The previous incarnation of the museum's fossil hall, which opened around 1980 with the running allosaurus prominently displayed, partly reflected that evolving view. But dinosaur science was moving so fast the exhibit was outdated only five years after it was built, Carrano said.

Since the allosaurus was installed, researchers have discovered nests full of the crushed fragments of their empty eggshells, some of which will be modeled alongside the allosaurus in the new exhibit. They have uncovered prints from other theropod dinosaurs suggesting that the animals sat on the ground and monitored their nests, likely to protect them from predators.

The 2014 closure of the old exhibit allowed Smithsonian scientists to get their first good look at the dinosaur in decades, revealing details about the injury to its shoulder blade and other incidents in its life history. Carrano and his colleagues are still sifting through that data, which they hope may give them insight into the animal's age when it died and whether it was male or female.

After spending so much time with the skeleton, getting to know its bumps and bruises, imagining where it obtained them, "you do kind of connect with [it] as an individual," Carrano said. "I don't think of it as an allosaurus, right? I think of it as our allosaurus."

On a recent morning, he and Starrs stood by as Campbell and his "skeleton crew" carefully installed the allosaurus in its new display.

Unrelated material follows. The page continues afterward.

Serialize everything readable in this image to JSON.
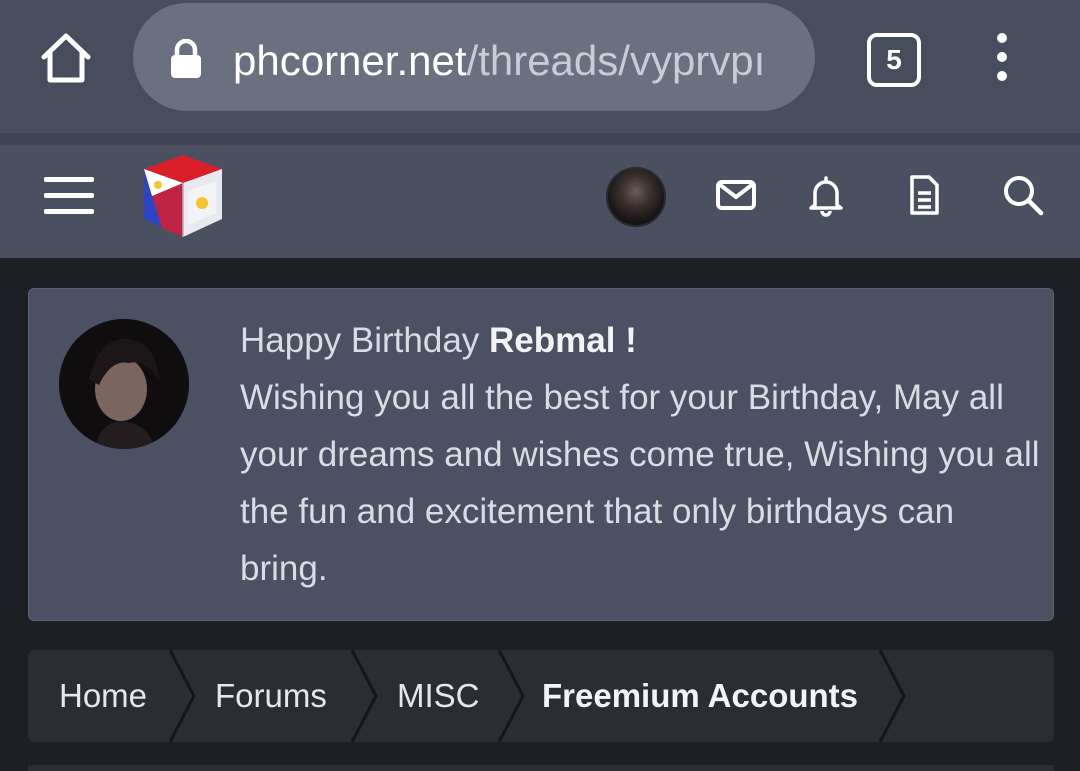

The backdrop is painted with stout cycads and arching ferns, to give visitors a sense of the dinosaur's home environment. Posed beside a gigantic diplodocus and beneath towering ancient trees, the allosaurus doesn't look so imposing. You might almost forget that it could easily fit a whole human head in its gaping carnivore's mouth.

Almost.

The new mount is "cutting edge," Starrs said, reflecting both the latest dinosaur science and state of the art practices for presenting skeletons. Rather than hold the mount together using rods plastered directly onto the fossils, Campbell's team has built an armature that grips the bones in place, as though they were diamonds in a necklace setting.

"You have to cradle each one," Campbell said. "It avoids any stress."

The new display also allows researchers at the museum to remove individual bones for research without dismantling the whole fossil, so staff won't have to wait several decades to learn something new about their allosaurus.